Later, the game adds a bit of variety by giving players a baton to swat away unruly protagonists. While the bludgeon has a variety of techniques, none of the strikes are as blissfully intuitive as an old-fashioned head stomp. These attacks are also included in Fancy Pants‘ multiplayer modes, but are only necessary is the title’s King of the Hill variant- where participants battle for placement under a squiggle-spewing volcano. In the game’s race-based competitions, players with a sizable lead don’t have an interest in waiting around to hit dawdling opponents. Regrettably, even two-player online matches were beset with a bit of lag- reducing the responsiveness of your on-screen avatar.

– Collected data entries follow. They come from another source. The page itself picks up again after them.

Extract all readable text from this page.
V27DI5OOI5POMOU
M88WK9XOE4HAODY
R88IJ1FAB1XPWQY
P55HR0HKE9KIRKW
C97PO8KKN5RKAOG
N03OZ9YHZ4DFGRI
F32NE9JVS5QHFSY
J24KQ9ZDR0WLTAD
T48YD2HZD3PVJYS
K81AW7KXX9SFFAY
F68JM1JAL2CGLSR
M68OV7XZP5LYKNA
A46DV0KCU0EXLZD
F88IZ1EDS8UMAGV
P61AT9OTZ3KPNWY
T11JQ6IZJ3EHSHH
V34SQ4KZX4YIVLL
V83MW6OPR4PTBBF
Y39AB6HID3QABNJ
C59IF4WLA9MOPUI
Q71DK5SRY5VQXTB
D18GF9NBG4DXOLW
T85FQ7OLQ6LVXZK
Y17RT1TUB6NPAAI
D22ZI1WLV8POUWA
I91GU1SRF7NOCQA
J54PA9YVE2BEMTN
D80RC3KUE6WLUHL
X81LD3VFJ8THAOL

Smartly, Fancy Pants‘ multiplayer contests aren’t the heart of the title. Instead, the game delivers a devoting a satisfying amount of material to solitary gamers. Beyond scavenging the story stages for collectables, and unlocking a variety of hats, attire, and weapons to customize your character with, players are encouraged to locate enough stars to unlock the two original Fancy Pants Flash games. Throw in a virtual arcade cabinet filled with challenge levels, and the game easily warrants its ten dollar price with a cornucopia of content.
Visually, Fancy Pants Adventures employs a hand-drawn aesthetic to convey a sense of child-like wonder. Although the game’s protagonist is a simple stick-figure, he is animated with fastidious fluidity. With a mohawk which shifts each time the character changes speed or direction and quick-moving limbs which depict the dexterity required to perform ninja climbs, the title is positively smile-inducing. Backdrops are minimal- allowing for the game’s platforming pathways to be discerned with minimal effort.
Consider Fancy Pants Adventures the easy-going brethren of titles like N+ and Super Meat Boy. Forsaking frustration for a simplistic charm, the title’s is a skilled addition to both XBLA’s and PSN’s growing library of gratifying platformers. If creator Brad Borne can find a way to tweak the multiplayer and squeeze in a level editor, these Pants could remain fashionable for a few additional iterations.